The moment occurs just a few minutes into Man in the Maze, one of five films to nab a top nod (and $10,000) at this year’s Sundance Institute Short Film Challenge. The documentary is having its world premiere, so to speak, this week on the website of Tucson's Arizona Daily Star.
Which is appropriate, as the bite-size documentary focuses on the efforts of locals in nearby Santa Cruz County to make sense of a food system that is anything but sensible.
Our guide here is Gary Paul Nabhan, a sort of Renaissance man vis-à-vis the local food movement: writer, activist, academic, farmer, “wild foods forager and pollinator habitat restorationist.” Nabhan made a name for himself back in the 1980s when he cofounded Native Seeds/SEARCH, a nonprofit dedicated to preserving the rich agricultural legacy of the indigenous peoples of the Southwest.
More recently, he's turned his attention to food waste, a tangible issue in the borderlands. As he informs us, 25 to 30 percent of the produce Americans consume comes up from Mexico through the border towns, trucked by thousands of semis along a “big food superhighway.” Yet an unconscionable amount ends up in the dump.

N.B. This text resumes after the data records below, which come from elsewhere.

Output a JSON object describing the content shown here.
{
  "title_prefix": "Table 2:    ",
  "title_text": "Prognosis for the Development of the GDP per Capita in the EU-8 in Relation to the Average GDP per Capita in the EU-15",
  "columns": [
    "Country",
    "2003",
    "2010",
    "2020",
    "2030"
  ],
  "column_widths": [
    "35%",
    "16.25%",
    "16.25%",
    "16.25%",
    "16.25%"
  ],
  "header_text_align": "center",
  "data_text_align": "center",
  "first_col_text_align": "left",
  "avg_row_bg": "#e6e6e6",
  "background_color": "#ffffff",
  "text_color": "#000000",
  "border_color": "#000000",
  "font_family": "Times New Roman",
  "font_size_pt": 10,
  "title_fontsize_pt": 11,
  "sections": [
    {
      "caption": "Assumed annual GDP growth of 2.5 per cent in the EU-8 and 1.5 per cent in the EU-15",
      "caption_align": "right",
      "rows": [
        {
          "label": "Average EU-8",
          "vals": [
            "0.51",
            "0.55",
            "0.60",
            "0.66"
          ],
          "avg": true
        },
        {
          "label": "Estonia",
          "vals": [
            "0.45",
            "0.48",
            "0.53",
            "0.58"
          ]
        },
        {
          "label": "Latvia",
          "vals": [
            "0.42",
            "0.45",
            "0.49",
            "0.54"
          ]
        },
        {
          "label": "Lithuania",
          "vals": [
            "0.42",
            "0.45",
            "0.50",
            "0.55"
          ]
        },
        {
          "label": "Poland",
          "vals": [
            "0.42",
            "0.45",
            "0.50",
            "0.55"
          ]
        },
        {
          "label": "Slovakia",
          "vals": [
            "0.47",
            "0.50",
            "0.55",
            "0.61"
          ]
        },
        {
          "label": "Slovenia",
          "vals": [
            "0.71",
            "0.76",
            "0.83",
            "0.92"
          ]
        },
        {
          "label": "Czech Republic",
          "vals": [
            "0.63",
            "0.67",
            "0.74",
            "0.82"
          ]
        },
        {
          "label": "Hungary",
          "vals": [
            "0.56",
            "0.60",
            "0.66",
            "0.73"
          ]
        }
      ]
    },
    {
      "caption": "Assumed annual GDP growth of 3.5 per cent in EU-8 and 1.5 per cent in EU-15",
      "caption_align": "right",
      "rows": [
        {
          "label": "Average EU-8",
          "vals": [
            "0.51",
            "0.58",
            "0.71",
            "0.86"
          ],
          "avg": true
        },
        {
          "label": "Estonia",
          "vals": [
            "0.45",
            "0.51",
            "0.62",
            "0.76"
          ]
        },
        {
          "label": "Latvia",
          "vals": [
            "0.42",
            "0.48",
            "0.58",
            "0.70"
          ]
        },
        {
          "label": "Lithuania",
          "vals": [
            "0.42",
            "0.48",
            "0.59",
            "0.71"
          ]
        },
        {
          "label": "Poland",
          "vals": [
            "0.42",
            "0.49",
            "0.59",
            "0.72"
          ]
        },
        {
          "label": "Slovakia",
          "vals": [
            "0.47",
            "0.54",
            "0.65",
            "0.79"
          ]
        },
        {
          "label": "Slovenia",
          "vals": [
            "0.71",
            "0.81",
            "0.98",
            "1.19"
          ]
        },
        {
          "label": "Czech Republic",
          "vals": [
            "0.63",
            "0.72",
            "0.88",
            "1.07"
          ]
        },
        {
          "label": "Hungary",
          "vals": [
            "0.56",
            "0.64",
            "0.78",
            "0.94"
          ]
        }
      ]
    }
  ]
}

“If Florida tomato prices drop on a certain day,” Nabhan offers by way of example, “120,000 pounds might be thrown in a landfill just because of pricing.”
Such waste is galling when you consider that economically disadvantaged Santa Cruz County suffers from some of the highest rates of child food insecurity in the state.
The wanton waste would be thoroughly depressing were it not for the rest of the eight-minute film, which touches on the inspirational ways that the community is coming together to create a more just and equitable food system. Borderlands Food Bank, for example, rescues between 30 and 40 million pounds of produce each produce season, saving it from landfills and redistributing it to area residents who have limited access to affordable fresh produce.
The fascinating work of Native Seeds/SEARCH to preserve the seed stock developed by indigenous groups in the Southwest and adapted for the region’s arid climate gets due attention as well, as does the group’s equally important efforts to reestablish locals’ connection with the land. Worth noting is that despite the Southwest’s reputation as suitable for growing nothing but cacti and sagebrush, the chronicles of early European explorers record native communities farming a dizzying array of drought-tolerant crops—a precedent that we might do well to learn from as we confront climate change.
Short as it is, Man in the Maze provides plenty of food for thought, including Nabhan’s parting words: “Food is a sacrament; food is what binds us together. It behooves all of us, whether it's for health reasons or because we care about the land or because our faith requires us to care about the people most marginalized by our broken food system, to heal that food system. That’s the only way we’re going to heal our economies, our bodies, and our land.”